Originally Posted by rockob
For the record, setting persistence mode on the nvidia card doesn't stop the crash either. (To do this, you have to set KeepUnusedXServer=true in /etc/bumblebee/bumblebee.conf, "sudo restart bumblebeed" and then "sudo optirun /usr/lib/nvidia-current/bin/nvidia-smi -pm 1" before running the game, because by default persistence mode is disabled if bumblebeed unloads the nvidia module and turns the card to low power mode.)
This time I got a Xid 31 error:
Aug 24 17:21:23 sierra kernel: [75848.971725] pci 0000:01:00.0: power state changed by ACPI to D0
Aug 24 17:21:23 sierra kernel: [75849.008904] vgaarb: device changed decodes: PCI:0000:01:00.0,olddecodes=none,decodes=none:owns=none
Aug 24 17:21:23 sierra kernel: [75849.009029] NVRM: loading NVIDIA UNIX x86_64 Kernel Module 304.37 Wed Aug 8 19:52:48 PDT 2012
Aug 24 17:21:23 sierra kernel: [75849.023087] nvidia 0000:01:00.0: irq 55 for MSI/MSI-X
Aug 24 17:21:24 sierra kernel: [75849.915655] NVRM: GPU at 0000:01:00: GPU-1b1589e9-15df-5ca5-919b-2f748fae640f
Aug 24 17:26:17 sierra kernel: [76143.099200] NVRM: Xid (0000:01:00): 31, Ch 00000006, engmask 00000101, intr 10000000
Aug 24 17:26:17 sierra kernel: [76143.103234] NVRM: Xid (0000:01:00): 39, CCMDs 00000007 000090b5
Aug 24 17:26:19 sierra kernel: [76145.102562] NVRM: os_schedule: Attempted to yield the CPU while in atomic or interrupt context
Aug 24 17:26:40 sierra kernel: [76166.103395] NVRM: GPU at 0000:01:00.0 has fallen off the bus.

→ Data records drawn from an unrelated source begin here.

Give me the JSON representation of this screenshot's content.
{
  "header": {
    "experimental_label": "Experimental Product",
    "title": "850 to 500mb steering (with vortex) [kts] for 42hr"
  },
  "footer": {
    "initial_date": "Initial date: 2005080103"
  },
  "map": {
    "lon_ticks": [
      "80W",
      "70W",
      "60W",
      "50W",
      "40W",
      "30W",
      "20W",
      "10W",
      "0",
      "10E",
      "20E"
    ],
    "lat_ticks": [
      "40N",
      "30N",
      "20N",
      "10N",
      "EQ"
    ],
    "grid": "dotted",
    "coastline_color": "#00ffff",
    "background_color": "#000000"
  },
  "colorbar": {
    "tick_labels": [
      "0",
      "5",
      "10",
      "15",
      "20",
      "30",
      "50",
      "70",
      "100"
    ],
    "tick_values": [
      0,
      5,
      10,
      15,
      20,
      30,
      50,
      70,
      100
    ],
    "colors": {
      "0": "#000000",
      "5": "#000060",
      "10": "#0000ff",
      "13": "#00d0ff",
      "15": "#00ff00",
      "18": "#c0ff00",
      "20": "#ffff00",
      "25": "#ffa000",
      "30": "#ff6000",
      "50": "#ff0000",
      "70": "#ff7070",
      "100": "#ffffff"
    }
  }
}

I tried changing clock source at boot, it only got rid of that message.
Activating MSI did some good, but the crash still seemed inevitable.
With taskset, one processor is locked up and a hard reboot is needed to get it back.
With persistence mode something new happened. The same nvidia errors, but the process was killable, and everything went back to normal. To tryi it out I tried to start the game again, and then VGL complained about opengl-something. Lost the message.
Is there any debugging mode for the nvidia module? Or some kernel setting that would help debugging this?